The violence and chaos that ensued in our home during that period did incredible damage to everyone who lived there. Did their choices make them more fully human?  Did they create the conditions for intimacy and flourishing?  No.  

But here’s the scar.  Both of my parents were leaders in the church.  They knew, or should have known, that life with God makes us fully human.  They knew, or should have known, that some behaviors damage relationship with God and others.  And they should have, by God’s grace, with God’s help, under God’s mercy, chosen to say no to those things so that both they and their children could have experienced life.  

 

3. Chastity is impossible.  

A third objection to chastity is to dismiss it out of hand because it’s difficult.  Freud basically said, a sex drive is going to do what a sex drive is going to do.  Contemporary anthropologists say, we can see evidence of both pair bonding and infidelity in human culture throughout history, therefore infidelity must have an evolutionary advantage and we should just live with it.  Historians look at church history and recognize that even during periods where chastity was emphasized it wasn’t always followed.  

 

In the 12th century St.
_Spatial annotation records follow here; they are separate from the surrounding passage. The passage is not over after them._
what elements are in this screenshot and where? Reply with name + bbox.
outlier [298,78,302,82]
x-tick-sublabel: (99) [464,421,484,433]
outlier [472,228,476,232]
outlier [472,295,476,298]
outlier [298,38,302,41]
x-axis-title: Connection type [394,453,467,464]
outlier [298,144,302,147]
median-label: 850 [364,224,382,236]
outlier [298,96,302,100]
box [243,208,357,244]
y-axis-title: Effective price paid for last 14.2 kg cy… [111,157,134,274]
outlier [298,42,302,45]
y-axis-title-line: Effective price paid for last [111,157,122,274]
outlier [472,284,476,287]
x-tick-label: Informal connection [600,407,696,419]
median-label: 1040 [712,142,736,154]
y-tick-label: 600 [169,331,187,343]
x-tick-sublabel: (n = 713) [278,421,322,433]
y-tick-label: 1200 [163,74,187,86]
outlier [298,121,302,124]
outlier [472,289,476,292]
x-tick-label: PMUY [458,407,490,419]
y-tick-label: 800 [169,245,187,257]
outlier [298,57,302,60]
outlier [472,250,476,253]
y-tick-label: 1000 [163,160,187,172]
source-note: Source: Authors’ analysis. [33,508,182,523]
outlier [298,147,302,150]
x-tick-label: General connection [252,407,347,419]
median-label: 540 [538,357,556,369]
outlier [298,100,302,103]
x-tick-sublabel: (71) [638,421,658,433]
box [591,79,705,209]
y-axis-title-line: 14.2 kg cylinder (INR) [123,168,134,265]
Dominic de Guzman founded an order of preachers whose mission was to live out their preaching and teaching ministry in the public square.  One of the most commonly articulated objections to his order was that it was implausible for Dominic to be able to expect these young men (mostly students) to be chaste if they’re out there in public and not sequestered off in a monastery somewhere. 

 

What do we say to this?  First, I think it’s important to point out that chastity is practiced and has been practiced.  (Simply pointing out that practicing chastity is difficult and therefore impossible to practice is like saying that calculus or chemistry is difficult and therefore impossible to learn.  The challenge of a beautiful mathematic proof or of insight into atomic composition is part of what makes the endeavor worthwhile.)  

 

Secondly, I think it’s important to point out that the practice of chastity created the conditions for single women and men to make celebrated contributions to the church and to the world throughout Christian history.  In an age where women would be expected to marry and have children Teresa of Avila, Clare, Monica, Catherine of Sienna, and many others were able to make significant cultural contributions as single women.  The contemporary western church finds it difficult to honor singles because (at least in the protestant tradition) we hold up marriage as the norm.  (This is true for single men as well.) 

 

Third, holding our sexual desire before God is ultimately humanizing.  Look at the Psalms.  Some of the Psalms, particularly the Psalms called imprecatory Psalms, have shocking language.  “Break the teeth of the wicked, Oh Lord…. Happy is the one who takes your children and dashes them against the rock.”  We think… woah!  What’s that about?  Is the bible invoking violence and hatred?  No!  The Psalms invite us to pray our rage and hold it before God.  Rage, anger, disillusionment, are all a part of life in a fallen world.  If we act out our rage on our sisters and brothers we dehumanize them and we dehumanize ourselves.  If on the other hand we pray our rage, hold it before the Lord, and entrust it to him, then we can be free…we can be transformed.  It is the same with our sexual desire.  We hold it before the Lord honestly.  We bring our desire and frustration to God and entrust ourselves to him.  And then…we can be free.  We can be whole.  When we act out our sexual desire and frustration on our brothers and sisters we diminish them.  We diminish ourselves.  When we pray our desire, loneliness, and frustration we experience healing and freedom. 


We live in a hyper-sexualized culture. If the church has a valuable contribution to make within this culture it’s likely to be in the recovery of the virtue of chastity.